I’m a big fan of Google’s search quality highlights. In February, I thought the local updates were among the most important. In these most recent updates, I’m hopeful that the anchor text update plays a significant role in my small neck of the web. Here’s how some of Google’s most recent updates may impact your law firm’s online business development strategies:

Better scoring of news groupings.
Google organizes news into groups on the same story. They score news results to determine the ordering of these groups for a given query. They report that this recent update slightly improves their scoring system.

If you’re fortunate enough to get into Google News, this most recent update may help you. On the other hand, if your firm is cranking out crappy online press releases, this scoring update is likely to hurt your efforts.

Improvements to autocomplete backends, coverage.
Google reports that its update to autocomplete means more efficient CPU usage and more comprehensive predictions.

If you’re not using autocomplete as part of your keyword discovery and content development process, you’re missing out. You’d probably be surprised to learn about how autocomplete is impacting the way your prospective clients are consolidated into a more finite set of queries due to autocomplete.

Better indexing of profile pages. This update increases the comprehensiveness of public profile pages in Google’s index from more than two-hundred social sites.

Don’t think participating in social matters? It does. But don’t limit yourself to claiming profiles at the big three (facebook, twitter, linkedin). Find ways to publish different forms of content on sites like slideshare.

High-quality sites algorithm data update and freshness improvements. Updated data for “Panda” and improvements in database freshness.

Nothing really that new here. This is yet another iteration of Panda and freshness. But it is further validation of Google’s commitment to “better” results by these means, so pay attention to how to avoid “panda problems.”

Tweaks to handling of anchor text.
Google has turned off a classifier related to anchor text (the visible text appearing in links).

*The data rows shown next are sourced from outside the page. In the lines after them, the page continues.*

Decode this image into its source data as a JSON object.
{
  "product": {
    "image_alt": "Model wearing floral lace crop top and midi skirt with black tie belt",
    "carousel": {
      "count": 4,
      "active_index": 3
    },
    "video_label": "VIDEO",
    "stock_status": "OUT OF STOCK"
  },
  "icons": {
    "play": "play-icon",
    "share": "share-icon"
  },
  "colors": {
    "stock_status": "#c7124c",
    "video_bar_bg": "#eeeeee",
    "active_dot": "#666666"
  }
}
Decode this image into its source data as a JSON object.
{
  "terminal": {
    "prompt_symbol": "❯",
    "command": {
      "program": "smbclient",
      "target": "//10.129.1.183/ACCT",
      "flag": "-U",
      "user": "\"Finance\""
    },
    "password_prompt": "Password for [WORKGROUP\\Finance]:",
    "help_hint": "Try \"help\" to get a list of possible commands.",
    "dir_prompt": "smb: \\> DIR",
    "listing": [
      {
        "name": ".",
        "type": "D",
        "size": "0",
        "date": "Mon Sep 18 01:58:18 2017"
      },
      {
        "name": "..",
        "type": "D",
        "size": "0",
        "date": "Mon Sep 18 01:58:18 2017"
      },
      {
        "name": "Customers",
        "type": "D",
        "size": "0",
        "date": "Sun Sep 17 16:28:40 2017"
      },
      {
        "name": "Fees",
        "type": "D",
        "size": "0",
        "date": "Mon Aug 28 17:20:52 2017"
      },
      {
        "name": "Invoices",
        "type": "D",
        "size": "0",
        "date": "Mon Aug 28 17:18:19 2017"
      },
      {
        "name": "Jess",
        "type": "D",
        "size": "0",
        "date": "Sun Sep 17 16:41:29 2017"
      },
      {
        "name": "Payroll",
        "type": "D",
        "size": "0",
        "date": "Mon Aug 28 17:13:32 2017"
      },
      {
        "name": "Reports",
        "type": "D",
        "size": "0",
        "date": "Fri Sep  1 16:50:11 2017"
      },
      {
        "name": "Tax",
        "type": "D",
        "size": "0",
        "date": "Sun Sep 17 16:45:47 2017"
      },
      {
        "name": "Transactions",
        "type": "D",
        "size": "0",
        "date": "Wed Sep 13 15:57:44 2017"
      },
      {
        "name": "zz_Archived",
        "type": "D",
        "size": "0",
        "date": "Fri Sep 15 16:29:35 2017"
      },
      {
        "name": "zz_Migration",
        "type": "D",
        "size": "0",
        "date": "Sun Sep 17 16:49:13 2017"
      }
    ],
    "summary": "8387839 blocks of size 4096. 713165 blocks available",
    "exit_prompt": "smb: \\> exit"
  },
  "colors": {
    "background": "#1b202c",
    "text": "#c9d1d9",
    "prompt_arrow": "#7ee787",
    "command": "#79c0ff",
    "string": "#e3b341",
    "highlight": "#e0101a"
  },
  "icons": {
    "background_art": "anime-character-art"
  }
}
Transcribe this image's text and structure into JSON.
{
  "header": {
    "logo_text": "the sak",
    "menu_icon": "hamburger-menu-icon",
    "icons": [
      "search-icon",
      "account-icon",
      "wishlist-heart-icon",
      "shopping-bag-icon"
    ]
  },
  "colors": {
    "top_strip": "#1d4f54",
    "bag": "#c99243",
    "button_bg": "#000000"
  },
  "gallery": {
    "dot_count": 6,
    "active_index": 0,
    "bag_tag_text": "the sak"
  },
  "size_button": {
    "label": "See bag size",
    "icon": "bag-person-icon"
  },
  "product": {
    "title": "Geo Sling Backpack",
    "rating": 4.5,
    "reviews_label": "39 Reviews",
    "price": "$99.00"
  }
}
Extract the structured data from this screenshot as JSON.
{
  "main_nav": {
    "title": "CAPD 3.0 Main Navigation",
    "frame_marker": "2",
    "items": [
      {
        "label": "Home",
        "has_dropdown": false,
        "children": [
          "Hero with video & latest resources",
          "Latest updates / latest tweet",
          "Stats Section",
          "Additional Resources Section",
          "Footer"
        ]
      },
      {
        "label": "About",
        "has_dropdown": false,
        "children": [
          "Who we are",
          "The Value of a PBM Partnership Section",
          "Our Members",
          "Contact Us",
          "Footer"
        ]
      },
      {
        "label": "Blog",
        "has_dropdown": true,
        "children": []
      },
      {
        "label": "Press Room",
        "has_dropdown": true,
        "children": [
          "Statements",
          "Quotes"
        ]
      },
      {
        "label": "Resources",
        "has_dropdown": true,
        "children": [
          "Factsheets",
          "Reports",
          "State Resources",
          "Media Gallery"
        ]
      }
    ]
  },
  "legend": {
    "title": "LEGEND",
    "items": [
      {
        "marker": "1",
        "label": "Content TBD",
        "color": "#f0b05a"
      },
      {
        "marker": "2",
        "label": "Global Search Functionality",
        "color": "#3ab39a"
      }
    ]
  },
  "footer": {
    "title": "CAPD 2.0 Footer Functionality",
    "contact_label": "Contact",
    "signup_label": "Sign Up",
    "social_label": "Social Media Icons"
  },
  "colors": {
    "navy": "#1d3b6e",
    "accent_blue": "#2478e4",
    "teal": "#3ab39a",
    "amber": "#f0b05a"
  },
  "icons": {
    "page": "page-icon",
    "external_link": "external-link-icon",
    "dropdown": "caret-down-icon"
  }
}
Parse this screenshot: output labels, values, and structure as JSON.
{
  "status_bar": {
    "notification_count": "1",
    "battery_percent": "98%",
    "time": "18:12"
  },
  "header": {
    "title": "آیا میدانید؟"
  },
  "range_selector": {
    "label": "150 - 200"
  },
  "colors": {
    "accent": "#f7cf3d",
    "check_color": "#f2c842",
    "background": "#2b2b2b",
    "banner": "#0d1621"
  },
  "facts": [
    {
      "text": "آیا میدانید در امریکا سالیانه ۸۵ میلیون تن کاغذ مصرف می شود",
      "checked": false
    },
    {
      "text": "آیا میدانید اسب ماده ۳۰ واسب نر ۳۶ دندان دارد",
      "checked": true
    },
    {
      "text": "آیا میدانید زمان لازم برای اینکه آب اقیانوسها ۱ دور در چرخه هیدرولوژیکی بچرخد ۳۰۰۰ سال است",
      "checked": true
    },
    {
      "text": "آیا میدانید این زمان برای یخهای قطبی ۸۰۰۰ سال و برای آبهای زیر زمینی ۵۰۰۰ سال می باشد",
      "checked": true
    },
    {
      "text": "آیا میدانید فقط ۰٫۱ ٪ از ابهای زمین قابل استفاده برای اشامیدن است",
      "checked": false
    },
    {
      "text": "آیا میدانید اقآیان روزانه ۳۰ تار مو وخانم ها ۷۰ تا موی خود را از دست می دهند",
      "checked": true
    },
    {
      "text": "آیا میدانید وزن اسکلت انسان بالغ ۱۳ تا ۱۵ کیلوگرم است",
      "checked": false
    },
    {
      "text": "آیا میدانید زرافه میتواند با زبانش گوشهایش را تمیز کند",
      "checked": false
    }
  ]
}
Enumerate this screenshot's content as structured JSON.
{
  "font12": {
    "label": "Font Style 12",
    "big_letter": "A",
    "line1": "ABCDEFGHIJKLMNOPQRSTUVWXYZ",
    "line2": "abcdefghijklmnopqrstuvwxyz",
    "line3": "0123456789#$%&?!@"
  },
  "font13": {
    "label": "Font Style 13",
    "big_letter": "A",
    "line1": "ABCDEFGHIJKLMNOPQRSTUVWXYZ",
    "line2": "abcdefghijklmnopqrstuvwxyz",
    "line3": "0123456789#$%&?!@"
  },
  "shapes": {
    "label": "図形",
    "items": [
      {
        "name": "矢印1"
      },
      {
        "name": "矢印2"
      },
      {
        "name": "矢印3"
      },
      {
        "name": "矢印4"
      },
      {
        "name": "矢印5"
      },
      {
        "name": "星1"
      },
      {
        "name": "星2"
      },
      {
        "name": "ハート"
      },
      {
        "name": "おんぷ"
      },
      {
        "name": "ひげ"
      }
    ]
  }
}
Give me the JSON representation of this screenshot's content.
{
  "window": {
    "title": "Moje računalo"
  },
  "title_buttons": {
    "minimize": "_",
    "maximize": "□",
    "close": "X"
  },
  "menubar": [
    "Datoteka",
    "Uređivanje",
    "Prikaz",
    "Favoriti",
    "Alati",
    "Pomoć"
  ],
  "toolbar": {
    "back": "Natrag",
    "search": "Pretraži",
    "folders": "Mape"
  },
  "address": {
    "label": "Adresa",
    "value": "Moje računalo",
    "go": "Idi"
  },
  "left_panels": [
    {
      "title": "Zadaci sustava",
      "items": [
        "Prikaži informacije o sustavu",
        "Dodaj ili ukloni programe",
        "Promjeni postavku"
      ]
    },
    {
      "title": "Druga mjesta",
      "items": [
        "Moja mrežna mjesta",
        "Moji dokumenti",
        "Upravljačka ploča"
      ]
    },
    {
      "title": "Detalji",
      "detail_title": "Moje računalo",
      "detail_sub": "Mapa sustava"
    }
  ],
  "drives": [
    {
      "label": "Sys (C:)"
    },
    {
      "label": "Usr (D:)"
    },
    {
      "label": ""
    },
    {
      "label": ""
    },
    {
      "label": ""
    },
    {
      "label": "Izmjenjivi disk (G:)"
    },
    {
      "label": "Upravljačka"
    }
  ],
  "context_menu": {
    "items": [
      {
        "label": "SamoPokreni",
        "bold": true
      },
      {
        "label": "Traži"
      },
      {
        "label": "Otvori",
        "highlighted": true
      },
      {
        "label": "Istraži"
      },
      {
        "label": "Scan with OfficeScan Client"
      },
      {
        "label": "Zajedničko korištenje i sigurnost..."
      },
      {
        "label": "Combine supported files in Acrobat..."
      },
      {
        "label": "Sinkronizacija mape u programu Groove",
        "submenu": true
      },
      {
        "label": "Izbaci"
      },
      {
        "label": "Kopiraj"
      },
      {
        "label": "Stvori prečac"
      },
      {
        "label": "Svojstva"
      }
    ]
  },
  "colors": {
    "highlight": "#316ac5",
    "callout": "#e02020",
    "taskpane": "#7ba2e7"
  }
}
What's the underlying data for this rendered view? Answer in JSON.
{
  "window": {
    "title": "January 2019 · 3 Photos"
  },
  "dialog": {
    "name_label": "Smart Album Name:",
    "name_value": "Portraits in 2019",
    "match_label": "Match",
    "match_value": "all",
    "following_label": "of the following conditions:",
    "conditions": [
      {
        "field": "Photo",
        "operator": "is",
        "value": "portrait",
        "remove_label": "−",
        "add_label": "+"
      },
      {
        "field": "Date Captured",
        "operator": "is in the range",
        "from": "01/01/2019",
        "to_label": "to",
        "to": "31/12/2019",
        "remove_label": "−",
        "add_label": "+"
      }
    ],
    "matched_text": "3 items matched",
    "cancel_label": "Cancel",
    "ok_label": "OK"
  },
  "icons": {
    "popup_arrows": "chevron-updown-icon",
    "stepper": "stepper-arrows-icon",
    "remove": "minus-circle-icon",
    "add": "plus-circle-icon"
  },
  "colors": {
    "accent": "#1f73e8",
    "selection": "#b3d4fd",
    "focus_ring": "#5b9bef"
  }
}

Building links containing exact and partial match keyword anchor text has been an arrow in the quivers of SEOs going on several years now. As any SEO knows, this tactic has been badly abused. This has led to strategies like inter-linking resource pages, article directory spam, and the like. I’m hoping this is the update that knocks some of these more commonly employed tactics down and surfaces sites that have avoided this kind of these elementary tactics.

Better handling of queries with both navigational and local intent. This update impacts searches that contain both local intent and navigational intent to surface highly relevant navigational results or local results towards the top of the page.

This update will benefit firms that are working to build brand or subject-matter expertise awareness. If your site is becoming recognized as a resource on a subject, you’ll likely benefit from this particular update.

Improvements to processing for detection of site quality. This improvement allows Google to get greater confidence in their classifications.

If you’ve been putting out great information for your visitors, hopefully this update will reward you. If not, you may find this update more a penalty, than an update…

Better interpretation and use of anchor text. Google has updated how they interpret and use anchor text, and determine how relevant a given anchor might be for a given query and website.

Again, anchor text spam is probably one of Google’s biggest thorn. Understanding naturally occurring anchor text, as opposed to, overly optimized or spam anchor text, is a big development that will likely hurt a lot of sites. However, it is yet to be seen just how much these anchor text updates will really impact the results. Here’s hoping…

These are just a couple of Google’s search quality updates for March. I encourage you to visit the Inside Search blog for the full list, as well as, the uncut video of their search quality meeting. Following these updates goes a long way in helping you understand in which direction Google search is headed. And that’s really the best way to stay atop the results.